Linking against CUDA::cuda_driver not working right with libcuda stub, wants libcuda.so.1 not libcuda.so

Artem-B · March 7, 2023, 11:40pm

Does anyone know what is going on here?

I can provide a bit of context. libcuda.so is a bit of a special snowflake.

Unlike most of the other libraries that ship with CUDA SDK, libcuda.so is provided by the NVIDIA driver, which is only installed on the machines where NVIDIA GPUs are present. This is often not the case for the machines where one builds CUDA apps.

So, in order to be able to build a functional CUDA app which uses the driver API, the executable has to be linked with stubs/libcuda.so. The stub is essentially an interface library, which only provides the symbols and allows the linker to finish linking the executable w/o complaining about the missing symbols. DT_SONAME=libcuda.so.1 of the stub is intentionally does not match the file name libcuda.so, because we do not want dynamic linker to ever load stub/libcuda.so if we were to run the executable linked with it.

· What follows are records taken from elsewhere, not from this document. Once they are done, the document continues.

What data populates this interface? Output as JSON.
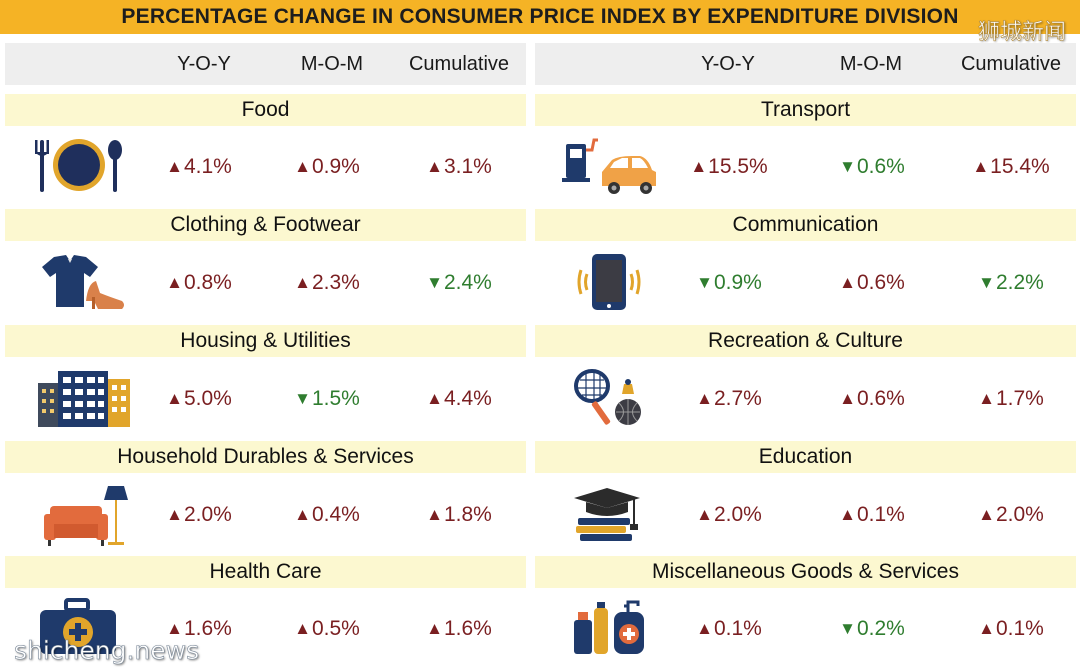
{
  "title": "PERCENTAGE CHANGE IN CONSUMER PRICE INDEX BY EXPENDITURE DIVISION",
  "watermark_top": "狮城新闻",
  "watermark_bottom": "shicheng.news",
  "headers": {
    "yoy": "Y-O-Y",
    "mom": "M-O-M",
    "cumulative": "Cumulative"
  },
  "colors": {
    "title_bar": "#f5b325",
    "increase": "#7a1f21",
    "decrease": "#2f7d2f",
    "header_bg": "#eeeeee",
    "category_bg": "#fcf8d0"
  },
  "left": [
    {
      "name": "Food",
      "icon": "plate-cutlery-icon",
      "yoy": {
        "dir": "up",
        "value": "4.1%"
      },
      "mom": {
        "dir": "up",
        "value": "0.9%"
      },
      "cumulative": {
        "dir": "up",
        "value": "3.1%"
      }
    },
    {
      "name": "Clothing & Footwear",
      "icon": "shirt-heels-icon",
      "yoy": {
        "dir": "up",
        "value": "0.8%"
      },
      "mom": {
        "dir": "up",
        "value": "2.3%"
      },
      "cumulative": {
        "dir": "down",
        "value": "2.4%"
      }
    },
    {
      "name": "Housing & Utilities",
      "icon": "buildings-icon",
      "yoy": {
        "dir": "up",
        "value": "5.0%"
      },
      "mom": {
        "dir": "down",
        "value": "1.5%"
      },
      "cumulative": {
        "dir": "up",
        "value": "4.4%"
      }
    },
    {
      "name": "Household Durables & Services",
      "icon": "sofa-lamp-icon",
      "yoy": {
        "dir": "up",
        "value": "2.0%"
      },
      "mom": {
        "dir": "up",
        "value": "0.4%"
      },
      "cumulative": {
        "dir": "up",
        "value": "1.8%"
      }
    },
    {
      "name": "Health Care",
      "icon": "medical-kit-icon",
      "yoy": {
        "dir": "up",
        "value": "1.6%"
      },
      "mom": {
        "dir": "up",
        "value": "0.5%"
      },
      "cumulative": {
        "dir": "up",
        "value": "1.6%"
      }
    }
  ],
  "right": [
    {
      "name": "Transport",
      "icon": "fuel-pump-car-icon",
      "yoy": {
        "dir": "up",
        "value": "15.5%"
      },
      "mom": {
        "dir": "down",
        "value": "0.6%"
      },
      "cumulative": {
        "dir": "up",
        "value": "15.4%"
      }
    },
    {
      "name": "Communication",
      "icon": "smartphone-icon",
      "yoy": {
        "dir": "down",
        "value": "0.9%"
      },
      "mom": {
        "dir": "up",
        "value": "0.6%"
      },
      "cumulative": {
        "dir": "down",
        "value": "2.2%"
      }
    },
    {
      "name": "Recreation & Culture",
      "icon": "racket-balls-icon",
      "yoy": {
        "dir": "up",
        "value": "2.7%"
      },
      "mom": {
        "dir": "up",
        "value": "0.6%"
      },
      "cumulative": {
        "dir": "up",
        "value": "1.7%"
      }
    },
    {
      "name": "Education",
      "icon": "graduation-cap-books-icon",
      "yoy": {
        "dir": "up",
        "value": "2.0%"
      },
      "mom": {
        "dir": "up",
        "value": "0.1%"
      },
      "cumulative": {
        "dir": "up",
        "value": "2.0%"
      }
    },
    {
      "name": "Miscellaneous Goods & Services",
      "icon": "toiletries-icon",
      "yoy": {
        "dir": "up",
        "value": "0.1%"
      },
      "mom": {
        "dir": "down",
        "value": "0.2%"
      },
      "cumulative": {
        "dir": "up",
        "value": "0.1%"
      }
    }
  ]
}
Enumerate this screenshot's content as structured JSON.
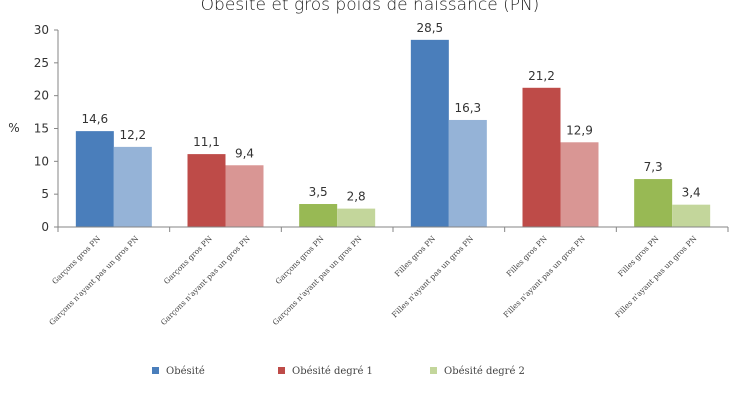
{
  "chart_data": {
    "type": "bar",
    "title": "Obésité et gros poids de naissance (PN)",
    "ylabel": "%",
    "xlabel": "",
    "ylim": [
      0,
      30
    ],
    "yticks": [
      "0",
      "5",
      "10",
      "15",
      "20",
      "25",
      "30"
    ],
    "grid": false,
    "legend_position": "bottom",
    "categories": [
      "Garçons gros PN",
      "Garçons n'ayant pas un gros PN",
      "Garçons gros PN",
      "Garçons n'ayant pas un gros PN",
      "Garçons gros PN",
      "Garçons n'ayant pas un gros PN",
      "Filles gros PN",
      "Filles n'ayant pas un gros PN",
      "Filles gros PN",
      "Filles n'ayant pas un gros PN",
      "Filles gros PN",
      "Filles n'ayant pas un gros PN"
    ],
    "series": [
      {
        "name": "Obésité",
        "values": [
          14.6,
          12.2,
          null,
          null,
          null,
          null,
          28.5,
          16.3,
          null,
          null,
          null,
          null
        ],
        "labels": [
          "14,6",
          "12,2",
          "",
          "",
          "",
          "",
          "28,5",
          "16,3",
          "",
          "",
          "",
          ""
        ]
      },
      {
        "name": "Obésité degré 1",
        "values": [
          null,
          null,
          11.1,
          9.4,
          null,
          null,
          null,
          null,
          21.2,
          12.9,
          null,
          null
        ],
        "labels": [
          "",
          "",
          "11,1",
          "9,4",
          "",
          "",
          "",
          "",
          "21,2",
          "12,9",
          "",
          ""
        ]
      },
      {
        "name": "Obésité degré 2",
        "values": [
          null,
          null,
          null,
          null,
          3.5,
          2.8,
          null,
          null,
          null,
          null,
          7.3,
          3.4
        ],
        "labels": [
          "",
          "",
          "",
          "",
          "3,5",
          "2,8",
          "",
          "",
          "",
          "",
          "7,3",
          "3,4"
        ]
      }
    ],
    "colors": {
      "blue_dark": "#4a7ebb",
      "blue_light": "#95b3d7",
      "red_dark": "#be4b48",
      "red_light": "#d99694",
      "green_dark": "#98b954",
      "green_light": "#c3d69b"
    }
  }
}
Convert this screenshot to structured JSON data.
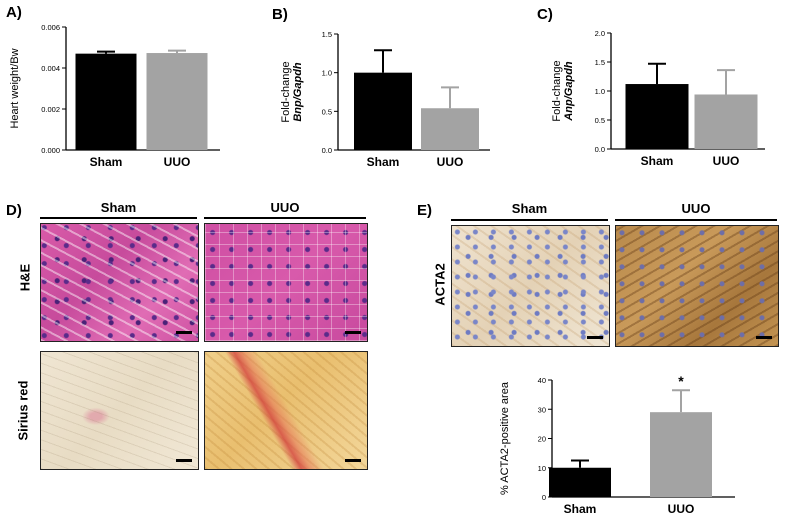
{
  "figure": {
    "panel_labels": [
      "A)",
      "B)",
      "C)",
      "D)",
      "E)"
    ],
    "groups": [
      "Sham",
      "UUO"
    ],
    "histology": {
      "row_labels": [
        "H&E",
        "Sirius red"
      ],
      "acta2_label": "ACTA2"
    }
  },
  "chart_data": [
    {
      "type": "bar",
      "panel": "A)",
      "categories": [
        "Sham",
        "UUO"
      ],
      "values": [
        0.0047,
        0.00473
      ],
      "errors": [
        0.0001,
        0.00012
      ],
      "ylabel_lines": [
        "Heart weight/Bw"
      ],
      "ylim": [
        0,
        0.006
      ],
      "yticks": [
        "0.000",
        "0.002",
        "0.004",
        "0.006"
      ],
      "colors": [
        "#000000",
        "#a3a3a3"
      ]
    },
    {
      "type": "bar",
      "panel": "B)",
      "categories": [
        "Sham",
        "UUO"
      ],
      "values": [
        1.0,
        0.54
      ],
      "errors": [
        0.29,
        0.27
      ],
      "ylabel_lines": [
        "Fold-change",
        "Bnp/Gapdh"
      ],
      "ylim": [
        0,
        1.5
      ],
      "yticks": [
        "0.0",
        "0.5",
        "1.0",
        "1.5"
      ],
      "colors": [
        "#000000",
        "#a3a3a3"
      ]
    },
    {
      "type": "bar",
      "panel": "C)",
      "categories": [
        "Sham",
        "UUO"
      ],
      "values": [
        1.12,
        0.94
      ],
      "errors": [
        0.35,
        0.42
      ],
      "ylabel_lines": [
        "Fold-change",
        "Anp/Gapdh"
      ],
      "ylim": [
        0,
        2.0
      ],
      "yticks": [
        "0.0",
        "0.5",
        "1.0",
        "1.5",
        "2.0"
      ],
      "colors": [
        "#000000",
        "#a3a3a3"
      ]
    },
    {
      "type": "bar",
      "panel": "E)",
      "categories": [
        "Sham",
        "UUO"
      ],
      "values": [
        10,
        29
      ],
      "errors": [
        2.5,
        7.5
      ],
      "ylabel_lines": [
        "% ACTA2-positive area"
      ],
      "ylim": [
        0,
        40
      ],
      "yticks": [
        "0",
        "10",
        "20",
        "30",
        "40"
      ],
      "annotation": "*",
      "colors": [
        "#000000",
        "#a3a3a3"
      ]
    }
  ]
}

Instead, when the executable is run, dynamic linker will go searching for libcuda.so.1 among the shared libraries in the standard search path. On machines where NVIDIA driver is installed, it will find the real libcuda.so.1.X.Y provided by the driver vX.Y. On machines w/o the GPU the execution will be expected to fail due to the missing libcuda.so.

If one needs the application to run on machines where libcuda.so is unavailable, then the standard approach is to not link with libcuda.so (stub or real) but instead dlopen(libcuda.so.1) and use dlsym to find the pointers to the appropriate driver API functions. This is how libcudart.so operates under the hood.